Detailed Explanation of Optimization Problems and Their Implementations

For a comprehensive understanding of these classes, it is recommended to thoroughly review the examples available in the "/Examples/" folder within the code and execute SetCovering/SetCoveringMain. These examples are generic and open for testing different values. Below, we will explain the examples in detail.

Set Covering Problem

The Set Covering Problem is another classic optimization problem where the goal is to cover all elements of a given set using the minimum number of subsets from a collection of subsets.

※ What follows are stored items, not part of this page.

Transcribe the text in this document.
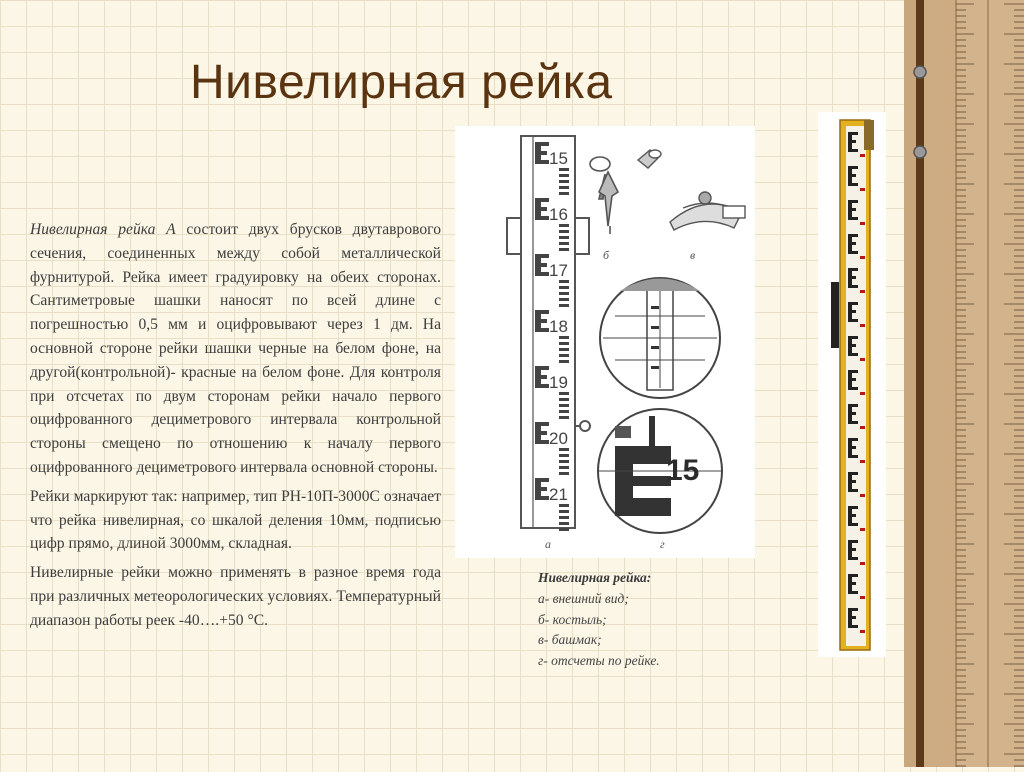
Нивелирная рейка

Нивелирная рейка А состоит двух брусков двутаврового сечения, соединенных между собой металлической фурнитурой. Рейка имеет градуировку на обеих сторонах. Сантиметровые шашки наносят по всей длине с погрешностью 0,5 мм и оцифровывают через 1 дм. На основной стороне рейки шашки черные на белом фоне, на другой(контрольной)- красные на белом фоне. Для контроля при отсчетах по двум сторонам рейки начало первого оцифрованного дециметрового интервала контрольной стороны смещено по отношению к началу первого оцифрованного дециметрового интервала основной стороны.

Рейки маркируют так: например, тип РН-10П-3000С означает что рейка нивелирная, со шкалой деления 10мм, подписью цифр прямо, длиной 3000мм, складная.

Нивелирные рейки можно применять в разное время года при различных метеорологических условиях. Температурный диапазон работы реек -40….+50 °С.

15
16
17
18
19
20
21
а
б	в
15
г
Нивелирная рейка:
а- внешний вид;
б- костыль;
в- башмак;
г- отсчеты по рейке.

Components of the Set Covering Problem:

1. Universal Set:
  • A set of elements that need to be covered.
2. Subsets:
  • A collection of subsets, each containing elements from the universal set.
  • Each subset has an associated cost.
3. Objective:
  • Select a minimum-cost collection of subsets such that every element in the universal set is covered by at least one selected subset.

Example:

Consider the universal set {1, 2, 3, 4, 5} and the following subsets:

  • Subset 1: {1, 2, 3}
  • Subset 2: {2, 4}
  • Subset 3: {3, 4, 5}
  • Subset 4: {4, 5}

The goal is to cover all elements in the universal set using the fewest subsets. One possible optimal solution is selecting Subset 1 and Subset 4, covering all elements with only two subsets.

Applications:

  • Facility location
  • Network design
  • Scheduling and planning

Implementation

This example represents a generalization of the set covering problem, allowing for testing of various cases. Here's how to work with it:

1. Provide Initial State, Variables and Domains:
  • Create a dictionary of variables along with their domains.
  • Provide a list representing the number of constraints in the initial_state parameter, e.g., [1, 2, 3].
2. Define Constraints and Weights:
  • right_side_of_restrictions: Specify the minimum value for each constraint, associated by their positions.
  • matrix_of_weight: Provide a list of lists where the values represent the probability of each variable (associated by position) being within the constraint.
3. Create an Instance of SetCovering:
  • With all these parameters, create an instance of the constructed SetCovering problem class.
4. Generate Decision Diagram:
  • After defining all the parameters, generate a decision diagram and test the other features.
5. Data Consistency Checks:
  • The implementation includes checks to ensure data consistency, avoiding any inconsistencies in the provided data.

By following these steps, you can effectively test and utilize the set covering problem features.